Still, estimates for the total amount of home equity owned by seniors range from $2.8 to $4 trillion, so there's certainly room for growth. More importantly, there's plenty of room for abuse -- for unscrupulous mortgage brokers and lenders to sell seniors products they don't need and don't understand. Just the existence of a "yield spread premium" -- in which lenders pay brokers higher fees for mortgages that charge higher interest rates, is a clear incentive for bad behavior.
Katie Porter suggests that a Consumer Financial Protection Agency would be an awfully handy thing to have watching over the industry, but in lieu of that, the NCLC is suggesting a "suitability standard" in which lenders would have to affirm in good faith whether a given loan was "appropriate" to a borrower. Guess what? The NCLC has been down this road before.

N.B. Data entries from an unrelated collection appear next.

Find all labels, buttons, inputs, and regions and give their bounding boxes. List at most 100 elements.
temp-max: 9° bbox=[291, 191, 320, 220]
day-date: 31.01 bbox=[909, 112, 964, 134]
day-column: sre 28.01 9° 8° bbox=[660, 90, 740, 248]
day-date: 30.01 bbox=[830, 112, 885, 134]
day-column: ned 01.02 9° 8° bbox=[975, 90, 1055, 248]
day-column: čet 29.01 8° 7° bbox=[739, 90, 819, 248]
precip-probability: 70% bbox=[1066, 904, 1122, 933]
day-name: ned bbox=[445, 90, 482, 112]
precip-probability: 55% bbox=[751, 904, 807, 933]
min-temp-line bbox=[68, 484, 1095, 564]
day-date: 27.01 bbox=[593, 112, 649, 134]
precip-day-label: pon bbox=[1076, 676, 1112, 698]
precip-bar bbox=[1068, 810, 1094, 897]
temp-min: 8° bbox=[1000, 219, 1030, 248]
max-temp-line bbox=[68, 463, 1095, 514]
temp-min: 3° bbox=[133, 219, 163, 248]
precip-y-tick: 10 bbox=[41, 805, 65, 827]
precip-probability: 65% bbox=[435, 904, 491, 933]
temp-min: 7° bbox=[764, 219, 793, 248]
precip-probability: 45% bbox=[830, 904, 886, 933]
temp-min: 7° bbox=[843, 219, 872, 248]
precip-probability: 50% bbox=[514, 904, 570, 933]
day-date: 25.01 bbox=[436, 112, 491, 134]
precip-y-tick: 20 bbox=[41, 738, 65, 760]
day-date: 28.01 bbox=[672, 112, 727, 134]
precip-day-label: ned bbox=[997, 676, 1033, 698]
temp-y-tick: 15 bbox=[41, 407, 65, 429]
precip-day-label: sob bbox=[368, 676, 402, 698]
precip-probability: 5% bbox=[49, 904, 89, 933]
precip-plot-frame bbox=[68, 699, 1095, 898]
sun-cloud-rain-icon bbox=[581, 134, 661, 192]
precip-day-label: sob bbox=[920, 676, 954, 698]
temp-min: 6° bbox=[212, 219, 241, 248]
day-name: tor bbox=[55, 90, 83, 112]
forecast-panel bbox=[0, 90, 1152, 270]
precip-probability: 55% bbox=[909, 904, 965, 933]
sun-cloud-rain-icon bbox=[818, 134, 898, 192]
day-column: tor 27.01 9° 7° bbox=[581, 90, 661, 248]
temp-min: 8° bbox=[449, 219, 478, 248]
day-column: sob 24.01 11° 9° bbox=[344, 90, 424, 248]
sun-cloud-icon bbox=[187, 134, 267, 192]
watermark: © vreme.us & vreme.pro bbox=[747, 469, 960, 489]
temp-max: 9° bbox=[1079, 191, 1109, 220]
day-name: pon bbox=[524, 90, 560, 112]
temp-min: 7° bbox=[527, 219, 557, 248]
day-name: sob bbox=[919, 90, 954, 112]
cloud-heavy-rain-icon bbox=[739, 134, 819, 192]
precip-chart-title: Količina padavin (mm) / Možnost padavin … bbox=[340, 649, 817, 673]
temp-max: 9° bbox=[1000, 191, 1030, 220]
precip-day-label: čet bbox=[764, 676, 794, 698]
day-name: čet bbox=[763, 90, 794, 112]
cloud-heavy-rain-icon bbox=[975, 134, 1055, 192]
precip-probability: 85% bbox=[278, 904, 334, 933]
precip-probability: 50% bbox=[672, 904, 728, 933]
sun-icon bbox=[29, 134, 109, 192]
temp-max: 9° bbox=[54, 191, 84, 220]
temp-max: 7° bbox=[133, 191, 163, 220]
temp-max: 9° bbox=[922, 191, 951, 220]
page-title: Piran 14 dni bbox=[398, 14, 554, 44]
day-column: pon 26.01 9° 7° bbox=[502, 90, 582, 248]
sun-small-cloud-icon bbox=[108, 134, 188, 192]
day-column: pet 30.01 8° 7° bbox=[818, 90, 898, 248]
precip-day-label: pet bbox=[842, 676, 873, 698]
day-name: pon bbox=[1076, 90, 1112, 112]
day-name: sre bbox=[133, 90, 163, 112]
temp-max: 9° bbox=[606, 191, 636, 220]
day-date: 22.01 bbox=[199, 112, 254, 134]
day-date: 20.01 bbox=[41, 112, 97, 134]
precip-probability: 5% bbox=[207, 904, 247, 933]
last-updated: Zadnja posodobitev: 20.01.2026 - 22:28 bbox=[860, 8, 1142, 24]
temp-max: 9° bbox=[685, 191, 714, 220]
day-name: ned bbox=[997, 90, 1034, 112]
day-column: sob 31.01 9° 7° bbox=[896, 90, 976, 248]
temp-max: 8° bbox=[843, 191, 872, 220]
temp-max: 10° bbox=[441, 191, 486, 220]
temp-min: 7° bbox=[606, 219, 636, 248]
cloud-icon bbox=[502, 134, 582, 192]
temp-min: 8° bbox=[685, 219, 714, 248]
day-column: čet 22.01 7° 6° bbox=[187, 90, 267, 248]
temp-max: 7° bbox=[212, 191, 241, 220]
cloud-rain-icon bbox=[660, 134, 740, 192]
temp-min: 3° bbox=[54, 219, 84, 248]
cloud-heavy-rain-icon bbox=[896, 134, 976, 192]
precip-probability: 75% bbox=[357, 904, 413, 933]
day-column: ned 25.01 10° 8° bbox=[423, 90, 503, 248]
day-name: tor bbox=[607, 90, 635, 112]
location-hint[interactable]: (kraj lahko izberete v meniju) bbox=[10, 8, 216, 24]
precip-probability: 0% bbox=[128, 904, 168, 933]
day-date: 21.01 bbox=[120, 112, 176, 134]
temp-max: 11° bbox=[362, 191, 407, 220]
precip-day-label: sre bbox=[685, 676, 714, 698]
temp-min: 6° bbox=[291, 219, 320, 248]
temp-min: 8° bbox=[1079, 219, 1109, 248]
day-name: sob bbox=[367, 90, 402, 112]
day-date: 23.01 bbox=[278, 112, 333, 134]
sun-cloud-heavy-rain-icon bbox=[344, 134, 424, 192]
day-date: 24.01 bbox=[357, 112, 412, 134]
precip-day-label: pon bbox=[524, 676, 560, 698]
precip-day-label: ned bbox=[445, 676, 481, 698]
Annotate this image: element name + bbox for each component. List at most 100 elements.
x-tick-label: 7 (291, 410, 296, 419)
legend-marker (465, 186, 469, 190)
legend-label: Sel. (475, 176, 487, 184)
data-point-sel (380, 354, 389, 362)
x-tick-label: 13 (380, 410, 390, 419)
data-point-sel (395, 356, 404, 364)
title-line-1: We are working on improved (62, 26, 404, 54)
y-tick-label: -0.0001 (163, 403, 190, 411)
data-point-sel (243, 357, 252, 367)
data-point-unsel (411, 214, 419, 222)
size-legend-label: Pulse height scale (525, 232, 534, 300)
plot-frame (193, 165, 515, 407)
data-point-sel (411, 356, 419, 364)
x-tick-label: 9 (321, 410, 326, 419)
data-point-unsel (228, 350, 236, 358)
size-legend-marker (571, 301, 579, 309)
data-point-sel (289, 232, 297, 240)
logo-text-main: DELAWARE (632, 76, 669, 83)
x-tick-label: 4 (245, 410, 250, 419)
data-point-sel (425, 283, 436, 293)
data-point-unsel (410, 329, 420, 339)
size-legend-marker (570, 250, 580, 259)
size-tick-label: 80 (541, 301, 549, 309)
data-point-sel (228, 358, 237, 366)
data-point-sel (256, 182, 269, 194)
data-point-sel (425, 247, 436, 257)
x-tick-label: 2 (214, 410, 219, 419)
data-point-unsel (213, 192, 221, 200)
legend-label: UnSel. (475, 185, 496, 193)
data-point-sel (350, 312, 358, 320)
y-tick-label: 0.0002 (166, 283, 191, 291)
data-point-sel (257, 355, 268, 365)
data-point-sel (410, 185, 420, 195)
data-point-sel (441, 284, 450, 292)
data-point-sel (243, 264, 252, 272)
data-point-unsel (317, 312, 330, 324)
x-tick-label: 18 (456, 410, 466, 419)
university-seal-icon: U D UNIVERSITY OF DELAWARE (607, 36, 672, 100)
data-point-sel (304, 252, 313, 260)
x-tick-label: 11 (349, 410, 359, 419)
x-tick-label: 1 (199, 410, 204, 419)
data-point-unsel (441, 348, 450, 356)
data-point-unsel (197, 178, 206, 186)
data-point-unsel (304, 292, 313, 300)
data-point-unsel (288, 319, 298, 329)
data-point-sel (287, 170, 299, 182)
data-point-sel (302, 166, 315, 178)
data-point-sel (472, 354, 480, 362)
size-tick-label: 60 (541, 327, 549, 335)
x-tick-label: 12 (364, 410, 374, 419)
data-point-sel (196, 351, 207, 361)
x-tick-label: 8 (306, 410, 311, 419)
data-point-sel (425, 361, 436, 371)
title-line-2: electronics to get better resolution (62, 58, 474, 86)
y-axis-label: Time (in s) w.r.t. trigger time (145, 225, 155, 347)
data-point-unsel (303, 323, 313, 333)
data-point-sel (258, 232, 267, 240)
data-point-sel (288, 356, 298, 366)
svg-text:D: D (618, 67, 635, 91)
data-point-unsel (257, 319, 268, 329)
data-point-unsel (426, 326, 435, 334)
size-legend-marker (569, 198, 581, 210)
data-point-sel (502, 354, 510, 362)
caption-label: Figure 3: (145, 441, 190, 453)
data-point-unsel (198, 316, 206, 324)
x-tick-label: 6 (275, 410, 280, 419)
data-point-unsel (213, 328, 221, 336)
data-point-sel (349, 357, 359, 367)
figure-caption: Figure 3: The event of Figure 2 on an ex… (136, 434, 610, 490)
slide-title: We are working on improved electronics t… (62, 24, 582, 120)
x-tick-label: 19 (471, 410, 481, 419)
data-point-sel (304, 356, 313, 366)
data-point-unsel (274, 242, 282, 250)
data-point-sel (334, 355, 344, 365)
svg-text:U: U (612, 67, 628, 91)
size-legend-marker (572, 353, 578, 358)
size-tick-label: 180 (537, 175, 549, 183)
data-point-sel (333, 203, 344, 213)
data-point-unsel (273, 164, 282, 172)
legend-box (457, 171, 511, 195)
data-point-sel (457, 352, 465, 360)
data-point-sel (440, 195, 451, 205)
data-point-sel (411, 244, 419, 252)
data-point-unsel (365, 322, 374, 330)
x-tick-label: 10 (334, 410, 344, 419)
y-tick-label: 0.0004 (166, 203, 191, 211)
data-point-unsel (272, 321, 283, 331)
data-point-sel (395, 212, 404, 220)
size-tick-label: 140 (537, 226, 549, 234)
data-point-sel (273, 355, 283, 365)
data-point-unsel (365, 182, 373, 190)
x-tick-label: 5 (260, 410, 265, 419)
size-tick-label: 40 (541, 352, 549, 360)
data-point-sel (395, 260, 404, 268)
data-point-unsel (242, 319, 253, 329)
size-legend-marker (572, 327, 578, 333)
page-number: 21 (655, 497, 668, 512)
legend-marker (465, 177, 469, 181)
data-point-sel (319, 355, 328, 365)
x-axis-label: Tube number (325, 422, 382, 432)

...[I]n August 2006, advocates from the National Consumer Law Center recommended the imposition of a duty of good faith and fair dealing to address irresponsible underwriting, unsuitable loans, and steering in the nonprime market. The Mortgage Bankers Association responded with a policy paper urging Congress to resist pressure to impose a suitability standard and instead allow the market to offer borrowers "unparalleled choices and competition resulting in lower prices and greater opportunities than ever before to build wealth and wellbeing that homeownership brings." In the wake of heavy industry lobbying, neither Congress nor federal regulators chose to adopt a suitability standard for nonprime mortgages. Partly as a result, the nation is suffering the consequences of widespread improvident lending in the subprime market.